TRUMP VERGİLERİ AZALTILMAK İSTİYOR


Diğer taraftan Trump, vergilerin azaltılmasının ekonomiyi canlandıracağı teziyle gelir vergisi dilimlerinin ve bunlara karşılık gelen vergi oranlarının yediden üçe indirilmesi teklif ediyor. Ayrıca, şu an yüzde 35 olan kurumlar vergisinin yüzde 15'e çekilmesini öneren Trump, bunun Amerikalı şirketlerin daha düşük vergili ülkelere taşınmasını önleyeceğini ve taşınanların geri dönmesini sağlayacağını öne sürüyor. Trump, buna ilaveten, Cumhuriyetçilerin uzun zamandır karşı çıktığı veraset vergisinin tamamen kaldırılmasını planlıyor.

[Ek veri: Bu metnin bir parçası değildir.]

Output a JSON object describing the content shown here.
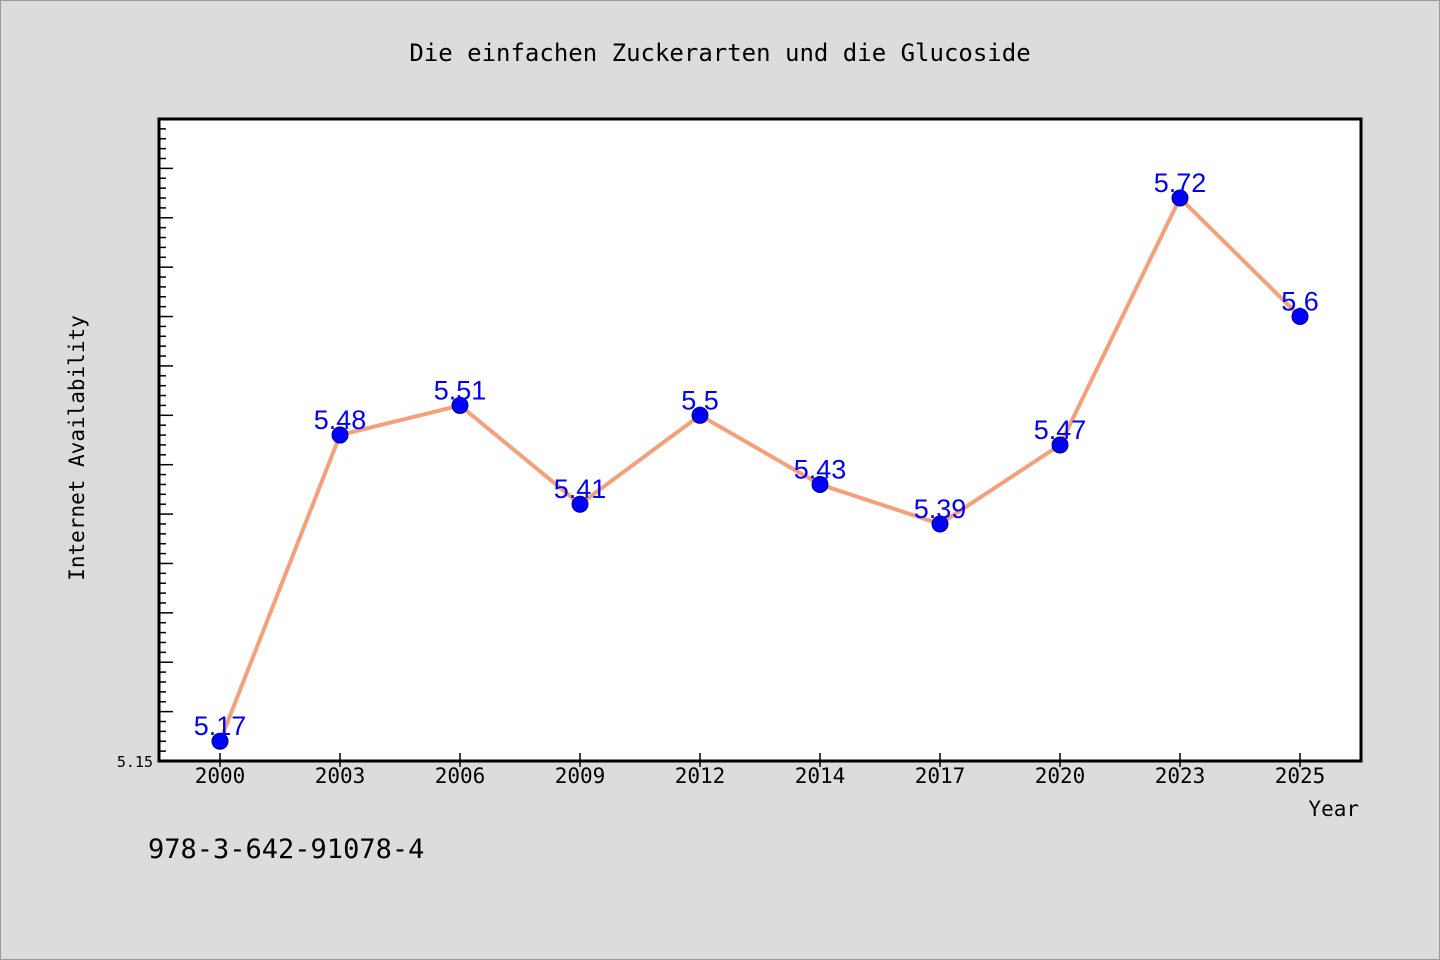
{
  "footer": {
    "code": "978-3-642-91078-4"
  },
  "colors": {
    "line": "#f4a07a",
    "marker": "#0000ff",
    "label": "#0000ff",
    "background": "#dcdcdc",
    "plot": "#ffffff"
  },
  "chart_data": {
    "type": "line",
    "title": "Die einfachen Zuckerarten und die Glucoside",
    "xlabel": "Year",
    "ylabel": "Internet Availability",
    "categories": [
      "2000",
      "2003",
      "2006",
      "2009",
      "2012",
      "2014",
      "2017",
      "2020",
      "2023",
      "2025"
    ],
    "series": [
      {
        "values": [
          5.17,
          5.48,
          5.51,
          5.41,
          5.5,
          5.43,
          5.39,
          5.47,
          5.72,
          5.6
        ]
      }
    ],
    "data_labels": [
      "5.17",
      "5.48",
      "5.51",
      "5.41",
      "5.5",
      "5.43",
      "5.39",
      "5.47",
      "5.72",
      "5.6"
    ],
    "y_tick_labels": [
      "5.15"
    ],
    "ylim": [
      5.15,
      5.8
    ],
    "grid": false,
    "legend": "none"
  }
}
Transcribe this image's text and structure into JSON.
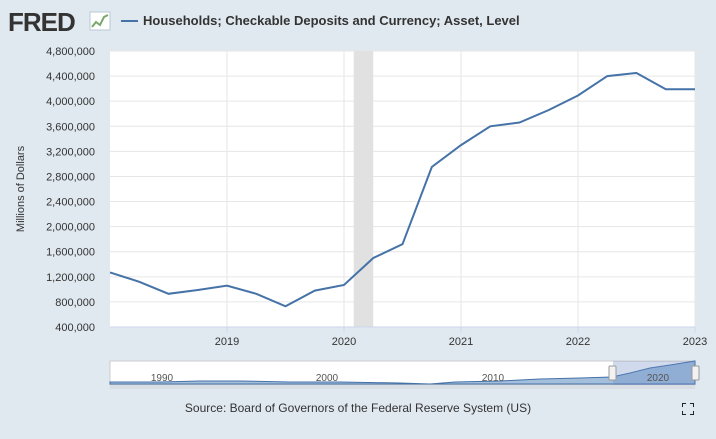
{
  "header": {
    "logo_text": "FRED",
    "legend_label": "Households; Checkable Deposits and Currency; Asset, Level"
  },
  "chart_data": {
    "type": "line",
    "title": "Households; Checkable Deposits and Currency; Asset, Level",
    "xlabel": "",
    "ylabel": "Millions of Dollars",
    "ylim": [
      400000,
      4800000
    ],
    "xlim": [
      2018.0,
      2023.0
    ],
    "yticks": [
      400000,
      800000,
      1200000,
      1600000,
      2000000,
      2400000,
      2800000,
      3200000,
      3600000,
      4000000,
      4400000,
      4800000
    ],
    "ytick_labels": [
      "400,000",
      "800,000",
      "1,200,000",
      "1,600,000",
      "2,000,000",
      "2,400,000",
      "2,800,000",
      "3,200,000",
      "3,600,000",
      "4,000,000",
      "4,400,000",
      "4,800,000"
    ],
    "xticks": [
      2019,
      2020,
      2021,
      2022,
      2023
    ],
    "xtick_labels": [
      "2019",
      "2020",
      "2021",
      "2022",
      "2023"
    ],
    "recession": [
      2020.083,
      2020.25
    ],
    "series": [
      {
        "name": "Households; Checkable Deposits and Currency; Asset, Level",
        "color": "#4572a7",
        "x": [
          2018.0,
          2018.25,
          2018.5,
          2018.75,
          2019.0,
          2019.25,
          2019.5,
          2019.75,
          2020.0,
          2020.25,
          2020.5,
          2020.75,
          2021.0,
          2021.25,
          2021.5,
          2021.75,
          2022.0,
          2022.25,
          2022.5,
          2022.75,
          2023.0
        ],
        "values": [
          1270000,
          1120000,
          930000,
          990000,
          1060000,
          930000,
          730000,
          980000,
          1070000,
          1500000,
          1720000,
          2950000,
          3300000,
          3600000,
          3660000,
          3860000,
          4090000,
          4400000,
          4450000,
          4190000,
          4190000
        ]
      }
    ],
    "navigator": {
      "labels": [
        "1990",
        "2000",
        "2010",
        "2020"
      ]
    }
  },
  "footer": {
    "source_text": "Source: Board of Governors of the Federal Reserve System (US)"
  },
  "colors": {
    "background": "#e1e9f0",
    "plot_background": "#ffffff",
    "line": "#4572a7",
    "recession": "#e1e1e1"
  }
}
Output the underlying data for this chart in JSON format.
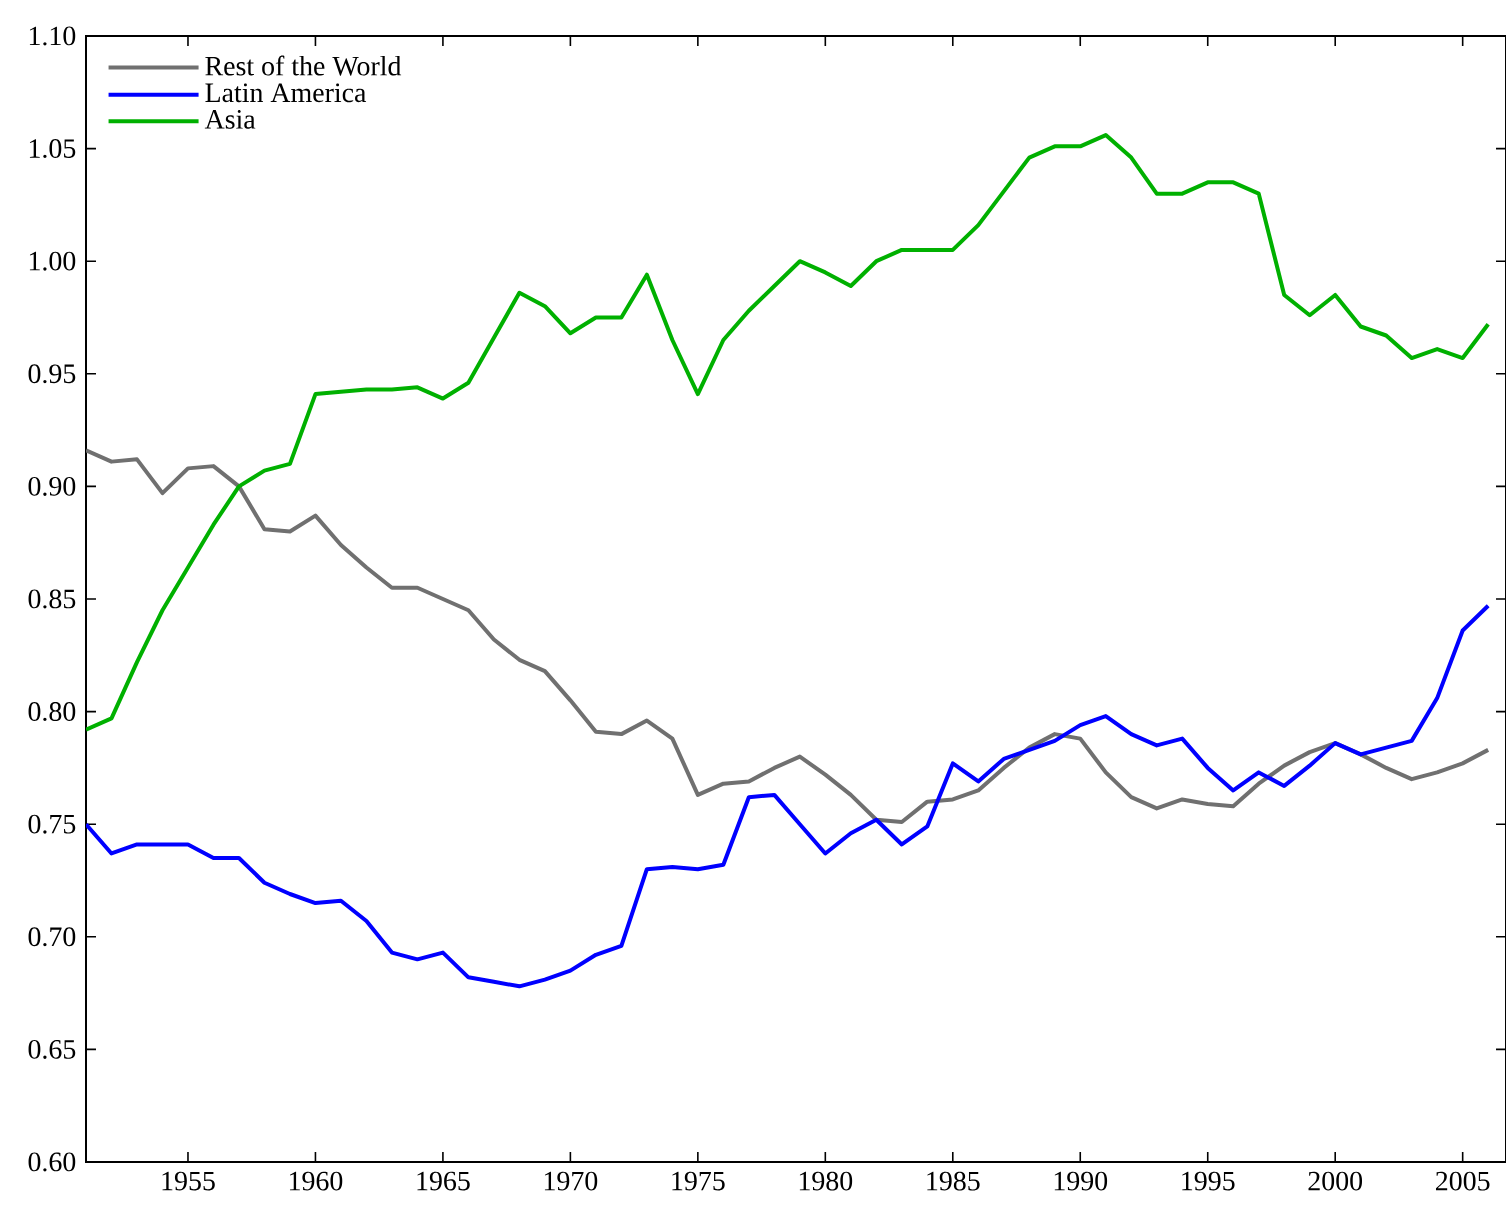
{
  "chart_data": {
    "type": "line",
    "x": [
      1951,
      1952,
      1953,
      1954,
      1955,
      1956,
      1957,
      1958,
      1959,
      1960,
      1961,
      1962,
      1963,
      1964,
      1965,
      1966,
      1967,
      1968,
      1969,
      1970,
      1971,
      1972,
      1973,
      1974,
      1975,
      1976,
      1977,
      1978,
      1979,
      1980,
      1981,
      1982,
      1983,
      1984,
      1985,
      1986,
      1987,
      1988,
      1989,
      1990,
      1991,
      1992,
      1993,
      1994,
      1995,
      1996,
      1997,
      1998,
      1999,
      2000,
      2001,
      2002,
      2003,
      2004,
      2005,
      2006
    ],
    "series": [
      {
        "name": "Rest of the World",
        "color": "#707070",
        "values": [
          0.916,
          0.911,
          0.912,
          0.897,
          0.908,
          0.909,
          0.9,
          0.881,
          0.88,
          0.887,
          0.874,
          0.864,
          0.855,
          0.855,
          0.85,
          0.845,
          0.832,
          0.823,
          0.818,
          0.805,
          0.791,
          0.79,
          0.796,
          0.788,
          0.763,
          0.768,
          0.769,
          0.775,
          0.78,
          0.772,
          0.763,
          0.752,
          0.751,
          0.76,
          0.761,
          0.765,
          0.775,
          0.784,
          0.79,
          0.788,
          0.773,
          0.762,
          0.757,
          0.761,
          0.759,
          0.758,
          0.768,
          0.776,
          0.782,
          0.786,
          0.781,
          0.775,
          0.77,
          0.773,
          0.777,
          0.783
        ]
      },
      {
        "name": "Latin America",
        "color": "#0000ff",
        "values": [
          0.75,
          0.737,
          0.741,
          0.741,
          0.741,
          0.735,
          0.735,
          0.724,
          0.719,
          0.715,
          0.716,
          0.707,
          0.693,
          0.69,
          0.693,
          0.682,
          0.68,
          0.678,
          0.681,
          0.685,
          0.692,
          0.696,
          0.73,
          0.731,
          0.73,
          0.732,
          0.762,
          0.763,
          0.75,
          0.737,
          0.746,
          0.752,
          0.741,
          0.749,
          0.777,
          0.769,
          0.779,
          0.783,
          0.787,
          0.794,
          0.798,
          0.79,
          0.785,
          0.788,
          0.775,
          0.765,
          0.773,
          0.767,
          0.776,
          0.786,
          0.781,
          0.784,
          0.787,
          0.806,
          0.836,
          0.847
        ]
      },
      {
        "name": "Asia",
        "color": "#00b000",
        "values": [
          0.792,
          0.797,
          0.822,
          0.845,
          0.864,
          0.883,
          0.9,
          0.907,
          0.91,
          0.941,
          0.942,
          0.943,
          0.943,
          0.944,
          0.939,
          0.946,
          0.966,
          0.986,
          0.98,
          0.968,
          0.975,
          0.975,
          0.994,
          0.965,
          0.941,
          0.965,
          0.978,
          0.989,
          1.0,
          0.995,
          0.989,
          1.0,
          1.005,
          1.005,
          1.005,
          1.016,
          1.031,
          1.046,
          1.051,
          1.051,
          1.056,
          1.046,
          1.03,
          1.03,
          1.035,
          1.035,
          1.03,
          0.985,
          0.976,
          0.985,
          0.971,
          0.967,
          0.957,
          0.961,
          0.957,
          0.972
        ]
      }
    ],
    "xlim": [
      1951,
      2006.7
    ],
    "ylim": [
      0.6,
      1.1
    ],
    "xticks": [
      1955,
      1960,
      1965,
      1970,
      1975,
      1980,
      1985,
      1990,
      1995,
      2000,
      2005
    ],
    "yticks": [
      {
        "value": 0.6,
        "label": "0.60"
      },
      {
        "value": 0.65,
        "label": "0.65"
      },
      {
        "value": 0.7,
        "label": "0.70"
      },
      {
        "value": 0.75,
        "label": "0.75"
      },
      {
        "value": 0.8,
        "label": "0.80"
      },
      {
        "value": 0.85,
        "label": "0.85"
      },
      {
        "value": 0.9,
        "label": "0.90"
      },
      {
        "value": 0.95,
        "label": "0.95"
      },
      {
        "value": 1.0,
        "label": "1.00"
      },
      {
        "value": 1.05,
        "label": "1.05"
      },
      {
        "value": 1.1,
        "label": "1.10"
      }
    ],
    "legend": "top left",
    "grid": false,
    "line_style": "solid",
    "marker": "none"
  }
}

ABD YENİ BİR KRİZ GÖREBİLİR


Washington merkezli düşünce kuruluşlarından Brookings ve Urban enstitülerinin iş birliğiyle kurulan Vergi Politikası Merkezi'nin analizlerine göre, Clinton'ın vergi politikaları önümüzdeki 10 yıl içinde vergi gelirlerini 1,1 trilyon dolar artıracak. Trump'ın vergi reformu ise 9,6 trilyon dolarlık gelir kaybına yol açacak. Bu doğrultuda Trump'ın başkan seçilmesinin ülkenin bütçe açığını sürdürülemeyecek seviyelere çıkararak, yeni bir finansal krize yol açabileceği konuşuluyor.



En yakın oldukları konu asgari ücret


Federal asgari ücret ise Clinton ve Trump arasındaki farklılıkların en aza indiği konu başlığı olmaya aday. Demokrat Clinton, saat başına 7,50 dolar olan federal asgari ücretin 12 dolara çıkarılmasını teklif ediyor. Trump ise birçok konuda olduğu gibi asgari ücret konusunda da çelişkili açıklamalarda bulundu. Asgari ücret artışının eyalet yönetimlerine bırakılması gerektiğini savunan Cumhuriyetçi adayın en güncel teklifi ise federal asgari ücretin 10 dolara çıkarılması.